As an article in the Big issue stated "More than five decades on, the evidence is mounting to support Franklin Loufrani’s insight. In a study back in 2014, Facebook secretly manipulated the feeds of 689,003 people and found they could control their mood by feeding them more negative or more positive content. Through a process of “emotional contagion”, users would mirror the stories they were served."

Yes it is a business, but it is a creative business, from the start, its founder has thought creatively to conceive a unique project, and his brand has constantly been innovating to work with graphic artists, musicians, influencers, fashion designers and iconic brands who share its brand values.

Later, his son created the first Logographic written language derived from Smiley and let his logos be used for free in the digital world. 

He actually gave these to the world, never complained about being copied and even said in public and in many interviews that he was proud that other phone manufacturers or social platforms who had better technology than him could take his idea to the next level. 

Franklin's initial concept of spreading positive news is now part of a non-profit, the Smiley Movement, meant to support change makers from the charity sector and provide positive, solution oriented news to the public to make people be part of the change.

  • A video showcasing everything Smiley News does in the non-profit community.

What the billions of people who know of Smiley today see, is a design brand that is the result of the creative work of the Smiley company, its founders and all the people who worked there for decades. People see Smiley products, marketing campaigns and cultural events created and promoted by the Smiley company and they use a new digital language invented as a process and created as an artistic form of communication by Nicolas Loufrani.

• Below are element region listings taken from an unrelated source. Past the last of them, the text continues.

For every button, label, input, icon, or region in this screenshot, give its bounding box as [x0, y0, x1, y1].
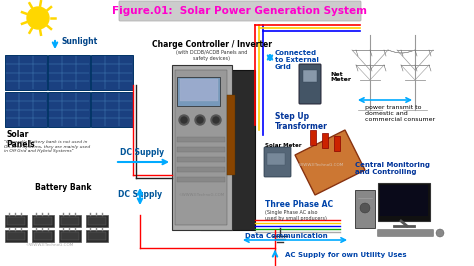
- Text: ©WWW.ETechnoG.COM: ©WWW.ETechnoG.COM: [26, 243, 74, 247]
- FancyBboxPatch shape: [177, 167, 225, 172]
- Text: Central Monitoring
and Controlling: Central Monitoring and Controlling: [355, 162, 430, 175]
- FancyBboxPatch shape: [91, 92, 133, 127]
- Circle shape: [213, 117, 219, 123]
- Circle shape: [195, 115, 205, 125]
- FancyBboxPatch shape: [175, 70, 227, 225]
- Circle shape: [211, 115, 221, 125]
- FancyBboxPatch shape: [61, 232, 79, 240]
- FancyBboxPatch shape: [59, 215, 81, 227]
- Text: Solar
Panels: Solar Panels: [6, 130, 35, 149]
- Circle shape: [197, 117, 203, 123]
- FancyBboxPatch shape: [180, 79, 218, 101]
- Text: Net
Meter: Net Meter: [330, 72, 351, 82]
- FancyBboxPatch shape: [172, 65, 232, 230]
- Text: DC Supply: DC Supply: [118, 190, 162, 199]
- Text: Step Up
Transformer: Step Up Transformer: [275, 112, 328, 131]
- Text: Solar Meter: Solar Meter: [265, 143, 301, 148]
- FancyBboxPatch shape: [303, 70, 317, 82]
- Text: ©WWW.ETechnoG.COM: ©WWW.ETechnoG.COM: [296, 163, 344, 167]
- FancyBboxPatch shape: [88, 217, 106, 225]
- FancyBboxPatch shape: [88, 232, 106, 240]
- FancyBboxPatch shape: [334, 136, 340, 151]
- FancyBboxPatch shape: [5, 92, 47, 127]
- Text: Charge Controller / Inverter: Charge Controller / Inverter: [152, 40, 272, 49]
- FancyBboxPatch shape: [264, 147, 291, 177]
- Text: power transmit to
domestic and
commercial consumer: power transmit to domestic and commercia…: [365, 105, 435, 122]
- Text: Data Communication: Data Communication: [245, 233, 328, 239]
- FancyBboxPatch shape: [7, 217, 25, 225]
- Text: Battery Bank: Battery Bank: [35, 183, 91, 192]
- FancyBboxPatch shape: [32, 230, 54, 242]
- Text: "Generally Battery bank is not used in
On-Grid Systems, they are mainly used
in : "Generally Battery bank is not used in O…: [4, 140, 90, 153]
- FancyBboxPatch shape: [7, 232, 25, 240]
- FancyBboxPatch shape: [5, 55, 47, 90]
- Text: Three Phase AC: Three Phase AC: [265, 200, 333, 209]
- Text: (Single Phase AC also
used by small producers): (Single Phase AC also used by small prod…: [265, 210, 327, 221]
- Text: AC Supply for own Utility Uses: AC Supply for own Utility Uses: [285, 252, 407, 258]
- FancyBboxPatch shape: [32, 215, 54, 227]
- Text: ©WWW.ETechnoG.COM: ©WWW.ETechnoG.COM: [179, 193, 225, 197]
- FancyBboxPatch shape: [322, 133, 328, 148]
- FancyBboxPatch shape: [177, 177, 225, 182]
- Circle shape: [360, 203, 370, 213]
- FancyBboxPatch shape: [5, 230, 27, 242]
- Circle shape: [27, 7, 49, 29]
- FancyBboxPatch shape: [61, 217, 79, 225]
- FancyBboxPatch shape: [177, 77, 220, 106]
- FancyBboxPatch shape: [34, 217, 52, 225]
- Text: Sunlight: Sunlight: [61, 38, 97, 47]
- FancyBboxPatch shape: [86, 215, 108, 227]
- Text: Figure.01:  Solar Power Generation System: Figure.01: Solar Power Generation System: [112, 6, 367, 16]
- FancyBboxPatch shape: [48, 92, 90, 127]
- FancyBboxPatch shape: [86, 230, 108, 242]
- FancyBboxPatch shape: [177, 147, 225, 152]
- FancyBboxPatch shape: [310, 130, 316, 145]
- FancyBboxPatch shape: [380, 185, 428, 216]
- FancyBboxPatch shape: [299, 64, 321, 104]
- FancyBboxPatch shape: [34, 232, 52, 240]
- Circle shape: [179, 115, 189, 125]
- FancyBboxPatch shape: [5, 215, 27, 227]
- Text: Connected
to External
Grid: Connected to External Grid: [275, 50, 319, 70]
- FancyBboxPatch shape: [91, 55, 133, 90]
- FancyBboxPatch shape: [48, 55, 90, 90]
- FancyBboxPatch shape: [227, 95, 235, 175]
- FancyBboxPatch shape: [355, 190, 375, 228]
- Polygon shape: [295, 130, 365, 195]
- FancyBboxPatch shape: [200, 70, 255, 230]
- FancyBboxPatch shape: [377, 230, 434, 236]
- FancyBboxPatch shape: [119, 1, 361, 21]
- FancyBboxPatch shape: [177, 157, 225, 162]
- Circle shape: [181, 117, 187, 123]
- Circle shape: [436, 229, 444, 237]
- Text: (with DCDB/ACDB Panels and
safety devices): (with DCDB/ACDB Panels and safety device…: [176, 50, 248, 61]
- Text: DC Supply: DC Supply: [120, 148, 164, 157]
- FancyBboxPatch shape: [378, 183, 430, 221]
- FancyBboxPatch shape: [59, 230, 81, 242]
- FancyBboxPatch shape: [267, 153, 285, 165]
- FancyBboxPatch shape: [177, 137, 225, 142]
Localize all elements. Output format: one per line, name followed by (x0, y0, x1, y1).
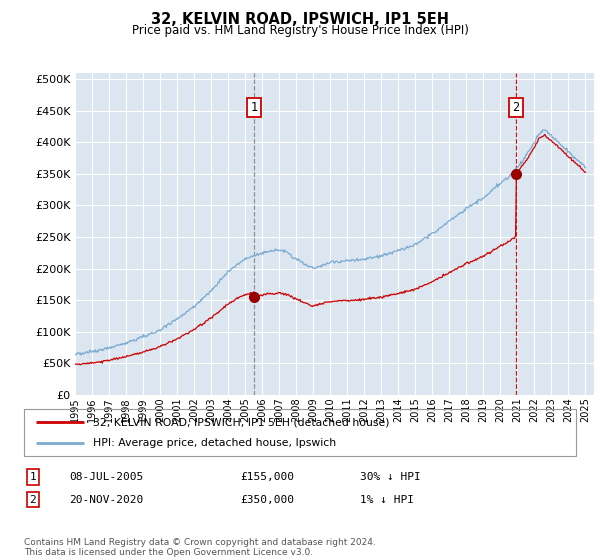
Text: 1% ↓ HPI: 1% ↓ HPI (360, 494, 414, 505)
Text: £155,000: £155,000 (240, 472, 294, 482)
Text: 08-JUL-2005: 08-JUL-2005 (69, 472, 143, 482)
Text: Price paid vs. HM Land Registry's House Price Index (HPI): Price paid vs. HM Land Registry's House … (131, 24, 469, 36)
Text: 32, KELVIN ROAD, IPSWICH, IP1 5EH: 32, KELVIN ROAD, IPSWICH, IP1 5EH (151, 12, 449, 27)
Text: 2: 2 (29, 494, 37, 505)
Text: 20-NOV-2020: 20-NOV-2020 (69, 494, 143, 505)
Text: £350,000: £350,000 (240, 494, 294, 505)
Text: 30% ↓ HPI: 30% ↓ HPI (360, 472, 421, 482)
Text: 2: 2 (512, 101, 519, 114)
Text: Contains HM Land Registry data © Crown copyright and database right 2024.
This d: Contains HM Land Registry data © Crown c… (24, 538, 376, 557)
Text: 32, KELVIN ROAD, IPSWICH, IP1 5EH (detached house): 32, KELVIN ROAD, IPSWICH, IP1 5EH (detac… (93, 417, 389, 427)
Text: HPI: Average price, detached house, Ipswich: HPI: Average price, detached house, Ipsw… (93, 438, 336, 448)
Text: 1: 1 (250, 101, 257, 114)
Text: 1: 1 (29, 472, 37, 482)
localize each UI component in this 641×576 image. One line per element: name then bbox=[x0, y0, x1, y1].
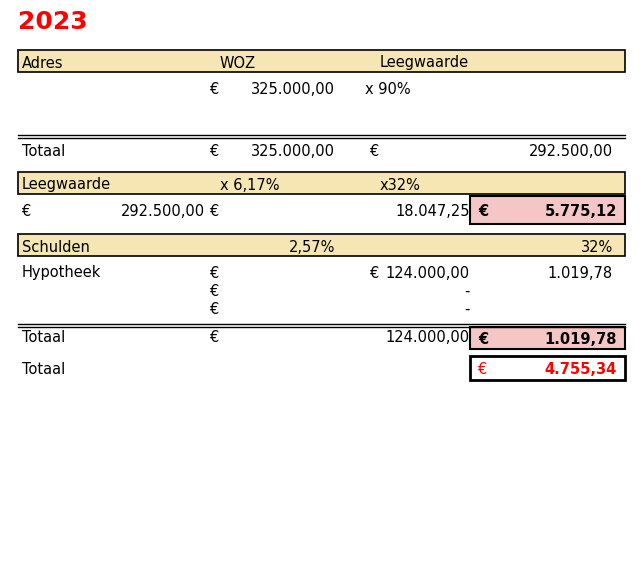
Text: €: € bbox=[210, 331, 219, 346]
Text: 1.019,78: 1.019,78 bbox=[544, 332, 617, 347]
Text: Leegwaarde: Leegwaarde bbox=[22, 177, 111, 192]
Text: 292.500,00: 292.500,00 bbox=[529, 143, 613, 158]
Text: x32%: x32% bbox=[380, 177, 421, 192]
Text: €: € bbox=[478, 332, 488, 347]
Text: -: - bbox=[465, 301, 470, 316]
Text: 325.000,00: 325.000,00 bbox=[251, 143, 335, 158]
Text: €: € bbox=[210, 203, 219, 218]
Text: 18.047,25: 18.047,25 bbox=[395, 203, 470, 218]
FancyBboxPatch shape bbox=[470, 327, 625, 349]
Text: 1.019,78: 1.019,78 bbox=[548, 266, 613, 281]
Text: €: € bbox=[210, 301, 219, 316]
Text: x 6,17%: x 6,17% bbox=[220, 177, 279, 192]
FancyBboxPatch shape bbox=[18, 172, 625, 194]
Text: Hypotheek: Hypotheek bbox=[22, 266, 101, 281]
Text: €: € bbox=[210, 143, 219, 158]
FancyBboxPatch shape bbox=[470, 196, 625, 224]
Text: 124.000,00: 124.000,00 bbox=[386, 331, 470, 346]
Text: WOZ: WOZ bbox=[220, 55, 256, 70]
Text: €: € bbox=[22, 203, 31, 218]
Text: Leegwaarde: Leegwaarde bbox=[380, 55, 469, 70]
Text: x 90%: x 90% bbox=[365, 82, 411, 97]
Text: €: € bbox=[478, 204, 488, 219]
Text: €: € bbox=[370, 266, 379, 281]
Text: €: € bbox=[210, 283, 219, 298]
Text: Totaal: Totaal bbox=[22, 143, 65, 158]
Text: €: € bbox=[370, 143, 379, 158]
Text: Totaal: Totaal bbox=[22, 331, 65, 346]
Text: Adres: Adres bbox=[22, 55, 63, 70]
Text: €: € bbox=[478, 362, 487, 377]
Text: 4.755,34: 4.755,34 bbox=[545, 362, 617, 377]
Text: Schulden: Schulden bbox=[22, 240, 90, 255]
Text: 124.000,00: 124.000,00 bbox=[386, 266, 470, 281]
Text: 5.775,12: 5.775,12 bbox=[545, 204, 617, 219]
FancyBboxPatch shape bbox=[470, 356, 625, 380]
FancyBboxPatch shape bbox=[18, 234, 625, 256]
FancyBboxPatch shape bbox=[18, 50, 625, 72]
Text: -: - bbox=[465, 283, 470, 298]
Text: €: € bbox=[210, 266, 219, 281]
Text: €: € bbox=[210, 82, 219, 97]
Text: 2,57%: 2,57% bbox=[288, 240, 335, 255]
Text: Totaal: Totaal bbox=[22, 362, 65, 377]
Text: 292.500,00: 292.500,00 bbox=[121, 203, 205, 218]
Text: 32%: 32% bbox=[581, 240, 613, 255]
Text: 325.000,00: 325.000,00 bbox=[251, 82, 335, 97]
Text: 2023: 2023 bbox=[18, 10, 88, 34]
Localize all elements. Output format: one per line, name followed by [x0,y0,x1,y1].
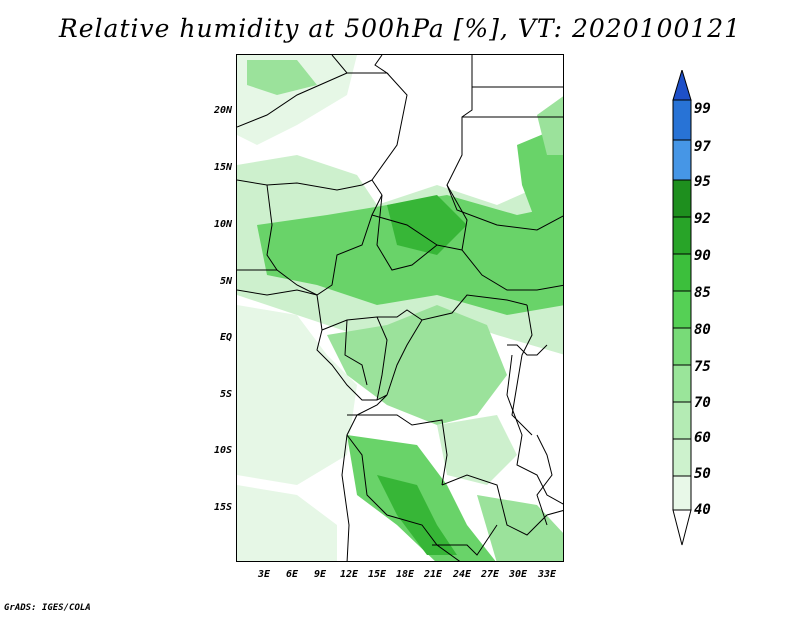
colorbar-band-40-50 [672,475,692,511]
colorbar-label-60: 60 [694,430,711,446]
colorbar-label-70: 70 [694,395,711,411]
humidity-map [236,54,564,562]
colorbar-top-arrow [672,70,692,101]
lat-label-eq: EQ [219,332,232,343]
lon-label-18e: 18E [395,569,415,580]
colorbar-label-85: 85 [694,285,711,301]
lon-label-6e: 6E [285,569,299,580]
lat-label-10n: 10N [213,219,232,230]
colorbar-band-85-90 [672,253,692,292]
colorbar-band-97-99 [672,99,692,141]
lon-label-30e: 30E [508,569,528,580]
lat-label-15s: 15S [213,502,232,513]
humidity-fill-layer [237,55,563,561]
colorbar-band-95-97 [672,139,692,181]
lon-label-15e: 15E [367,569,387,580]
colorbar-label-80: 80 [694,322,711,338]
colorbar-label-40: 40 [694,502,711,518]
colorbar-band-50-60 [672,438,692,477]
colorbar-label-99: 99 [694,101,711,117]
colorbar [672,70,692,546]
colorbar-band-80-85 [672,290,692,329]
colorbar-label-92: 92 [694,211,711,227]
country-borders [237,55,563,561]
lon-label-12e: 12E [339,569,359,580]
lat-label-5s: 5S [219,389,232,400]
chart-title: Relative humidity at 500hPa [%], VT: 202… [58,14,742,43]
lat-label-20n: 20N [213,105,232,116]
colorbar-band-70-75 [672,364,692,403]
lon-label-21e: 21E [423,569,443,580]
colorbar-label-50: 50 [694,466,711,482]
colorbar-label-75: 75 [694,359,711,375]
lat-label-15n: 15N [213,162,232,173]
lon-label-33e: 33E [537,569,557,580]
colorbar-band-92-95 [672,179,692,218]
colorbar-band-90-92 [672,216,692,255]
colorbar-band-75-80 [672,327,692,366]
lat-label-5n: 5N [219,276,232,287]
lon-label-27e: 27E [480,569,500,580]
lon-label-3e: 3E [257,569,271,580]
lat-label-10s: 10S [213,445,232,456]
colorbar-band-60-70 [672,401,692,440]
colorbar-label-97: 97 [694,139,711,155]
footer-credit: GrADS: IGES/COLA [4,603,91,613]
colorbar-label-95: 95 [694,174,711,190]
colorbar-label-90: 90 [694,248,711,264]
lon-label-24e: 24E [452,569,472,580]
colorbar-bottom-arrow [672,509,692,546]
lon-label-9e: 9E [313,569,327,580]
map-canvas [237,55,563,561]
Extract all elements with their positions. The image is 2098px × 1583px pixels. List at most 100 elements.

The Smiley Company is not making 500 Million a year. These are the retail sales, which is the measure of success used by all licensing IPs as ranked by License Global magazine in its annual Top 100 global licensors. 97% of these revenues are generated by retailers, wholesalers, brands, suppliers and manufacturers collaborating with Smiley. Licensing is a business model that actually brings success along the whole supply chain. 

With what's left, like every business the Smiley company pays 50 staff, hundreds of suppliers, artists, marketing agencies, media groups, lawyers, supports its non-profit and pays taxes. 

Harvey Ball did not create or invent our trademarked brand name, did not create or invent our trademarked logo, did not create or invent our digital language, did not create or Invent the 15000 products we design every year and their marketing campaigns.

Harvey Ball designed one badge under the direction of his client: State Mutual, the Smile insurance companies, who exploited it commercially for a limited period of time and did not think it was worthy of anything else. While we created a brand and continued to develop it with passion for over 5 decades.